Evangelical ideas had come to that part of Spain largely through the efforts of Carlos de Seso, mayor of Toro. Such ideas were dangerous to hold because in 1554 Pope Paul IV had granted the Inquisition power to execute even those who had recanted their “Lutheran” beliefs. (Those who held Protestant beliefs were all called “Lutherans” in Spain, without distinction between different shades of non-Catholic belief.)
Held in isolation, twenty-three-year-old Leonor was told that her husband and the other captives had recanted. In fact he had not—as she soon learned. She was threatened with the rack and the stake if she held onto her “heretical” views.
On 8 October that year, all the “heretics” were led to the auto da fe. Twelve who made a last minute repentance would still be burned but with the merciful provision that they would be strangled first. Not Antonio. He had stood so firm that he was to burn alive.
Leonor and he met on the way to the stake. She saw that he wore the garb of one who was to burn. He saw that she was dressed in the garb of a penitent. Furious that she had reneged, he kicked her and demanded to know if her renunciation was all the value she placed on the Christian teaching he had given her. Aghast, Leonor did not reply.
As the procession passed through the streets, Antonio sang psalms and recited passages from the Bible. His captors could not endure this witness and clamped his tongue to prevent him expressing his faith. Paulo Tiepolo, Venetian ambassador to King Philip II of Spain, witnessed the burning and wrote,
The baccalaureate Herezuello de Torro, condemned to confiscate his property and burn. He was burned alive, insisting on his heresy, gagged all the time, never acknowledging the Holy Church of Rome.

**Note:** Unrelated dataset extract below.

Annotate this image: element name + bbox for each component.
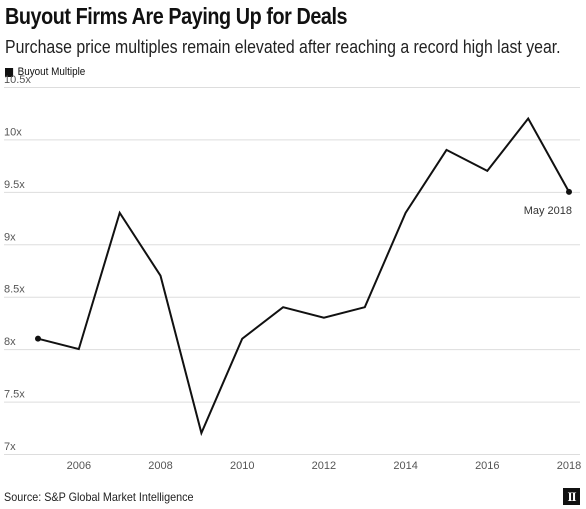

The words of her husband and his brave death steeled Leonor’s mind. When she returned to her cell, she fell to her knees and implored God to forgive what she had done. She had been sentenced to imprisonment in a Benedictine monastery to be re-educated in the Catholic faith. However, she now resisted, declaring herself a Lutheran; and despite several long years of brainwashing and torture she never buckled. Finally after nine years her captors realized she was not going to yield to their demands and they condemned her to die as a heretic.
A local historian accused her of inviting death on herself, observing, “Nothing could shake the obstinacy of this stubborn woman!” On this day, 26 September 1568, thirty-three-year-old Leonor de Cisneros walked to the stake in Valladolid. There she was burned alive, suffering as courageously for her faith as had her husband.